Bayesian Optimization

Source: Deep Learning on Medium

What is Bayesian optimization? How does it work to tune hyperparameters for a deep neural network?

An intuitive explanation of Bayesian optimization for hyperparameter tuning for a deep neural network

Let’s first understand the Bayesian statistics

In the past if a cricket team won 5 matches out of 12 matches on a particular ground. It had rained heavily before three of the five matches. One match was lost when it rained. What is the probability that the team will win the next match if it rains?

We want to know p(winning| it rained)=?

p(winning)= 5/12=0.417

p(raining before a match) =4/12=0.33

p(it rained|winning)=3/5=0.6

Applying Bayes theorem

p(A|B) = p(B|A) x p(A)/p(B)

p(winning|it rained) = p(it rained|winning) x p(winning)/p(raining before the match)

0.600 x 0.417/0.333 = 0.75

We can now predict that there is a 75% likelihood for the team to win the match in case it rains.

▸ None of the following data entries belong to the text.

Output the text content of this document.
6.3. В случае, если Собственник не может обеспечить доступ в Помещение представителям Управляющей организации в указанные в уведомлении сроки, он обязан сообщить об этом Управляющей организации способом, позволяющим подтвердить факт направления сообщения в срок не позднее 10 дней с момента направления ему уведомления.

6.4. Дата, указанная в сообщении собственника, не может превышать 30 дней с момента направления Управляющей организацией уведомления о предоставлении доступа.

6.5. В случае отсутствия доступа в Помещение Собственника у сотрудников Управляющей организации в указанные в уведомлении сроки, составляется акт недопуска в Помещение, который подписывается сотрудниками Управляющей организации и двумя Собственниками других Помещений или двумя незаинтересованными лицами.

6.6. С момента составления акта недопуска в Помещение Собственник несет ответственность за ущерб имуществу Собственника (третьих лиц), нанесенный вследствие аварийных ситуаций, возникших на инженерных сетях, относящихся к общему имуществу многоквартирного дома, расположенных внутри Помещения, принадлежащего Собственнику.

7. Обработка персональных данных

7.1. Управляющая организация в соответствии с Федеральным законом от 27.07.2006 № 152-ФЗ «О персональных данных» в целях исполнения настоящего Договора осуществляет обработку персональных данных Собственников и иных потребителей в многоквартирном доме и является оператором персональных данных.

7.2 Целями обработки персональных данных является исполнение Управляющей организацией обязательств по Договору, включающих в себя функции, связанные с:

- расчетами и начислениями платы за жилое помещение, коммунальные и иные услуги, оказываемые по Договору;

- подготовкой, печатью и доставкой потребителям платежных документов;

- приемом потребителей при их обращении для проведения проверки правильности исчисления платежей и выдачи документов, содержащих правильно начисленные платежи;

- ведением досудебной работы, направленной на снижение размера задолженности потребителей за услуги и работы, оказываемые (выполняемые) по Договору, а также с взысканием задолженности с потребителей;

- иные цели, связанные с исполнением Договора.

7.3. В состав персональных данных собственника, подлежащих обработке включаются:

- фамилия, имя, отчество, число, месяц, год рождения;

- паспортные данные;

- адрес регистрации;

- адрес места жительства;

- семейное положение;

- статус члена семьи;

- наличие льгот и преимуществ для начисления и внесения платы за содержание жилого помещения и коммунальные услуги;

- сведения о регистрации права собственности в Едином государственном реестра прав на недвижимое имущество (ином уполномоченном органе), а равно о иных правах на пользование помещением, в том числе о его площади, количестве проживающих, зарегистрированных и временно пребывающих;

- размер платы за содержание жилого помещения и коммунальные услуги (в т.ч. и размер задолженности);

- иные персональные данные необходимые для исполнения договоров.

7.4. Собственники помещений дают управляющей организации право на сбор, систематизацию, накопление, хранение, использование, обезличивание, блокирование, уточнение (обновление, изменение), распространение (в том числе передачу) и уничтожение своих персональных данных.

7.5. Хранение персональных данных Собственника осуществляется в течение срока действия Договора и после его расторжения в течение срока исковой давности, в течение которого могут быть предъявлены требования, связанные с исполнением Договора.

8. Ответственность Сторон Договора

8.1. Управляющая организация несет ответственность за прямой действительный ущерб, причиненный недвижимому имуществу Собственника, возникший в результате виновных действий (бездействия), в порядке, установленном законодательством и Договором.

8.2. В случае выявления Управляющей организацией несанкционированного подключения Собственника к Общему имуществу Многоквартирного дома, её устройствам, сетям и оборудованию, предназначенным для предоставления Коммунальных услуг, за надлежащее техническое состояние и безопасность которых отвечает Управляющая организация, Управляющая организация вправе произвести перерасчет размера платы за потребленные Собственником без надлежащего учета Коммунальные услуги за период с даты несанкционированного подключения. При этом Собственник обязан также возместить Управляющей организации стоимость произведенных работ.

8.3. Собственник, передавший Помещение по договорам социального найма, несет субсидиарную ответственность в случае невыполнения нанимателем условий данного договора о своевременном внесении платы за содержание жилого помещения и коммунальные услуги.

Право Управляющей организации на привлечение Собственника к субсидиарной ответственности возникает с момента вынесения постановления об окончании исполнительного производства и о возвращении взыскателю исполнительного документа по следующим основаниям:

Bayesian statistics provides a mathematical method for calculating the likelihood of a future event. Future event is predicted from the knowledge of prior events.

Bayesian statistics starts with a prior belief which expressed as a prior distribution. This is then updated with the new evidence to yield a posterior belief. Posterior belief is also a probability distribution.

Let’s now switch gears and talk about hyperparameter tuning.

In deep learning we performthe following steps

  • Create the model,
  • Apply hyperparameters to the model
  • Train the model on the training dataset.
  • Evaluate the model’s performance on the test set or validation set.
  • Fine tune the model for the optimum accuracy

To fine tune the model’s performance one of the techniques is hyperparameter tuning.

Examples of hyperparameters for a neural network

  • Number of hidden units
  • Drop outs
  • Epochs
  • batch size
  • learning rate
  • optimizer

Deep learning models are more deep and complex with multiple hyperparameters to tune. This makes hyperparameter tuning computationally very expensive.

We can optimize the hyperparameters for a neural network using

  • Manual search
  • Grid search or
  • Random search or
  • Bayesian optimization.

Grid Search performs an exhaustive search over the specified parameters . Grid search is a cartesian product of all the specified hyperparameters in grid. Here we take one hyper parameter and keep all other hyperparameters constant to minimize the loss. This is done for all combinations of the hyperparameter. This is computationally very expensive.

Random search uses a statistical distribution for hyperparameters. As the hyperparameters are randomly selected not every combination of parameter is tried. As the number of hyperparameters increases, random search is a better option as it arrives at a good combination faster . Also random search is more efficient than grid search for the hyperparameter optimization in terms of computing costs.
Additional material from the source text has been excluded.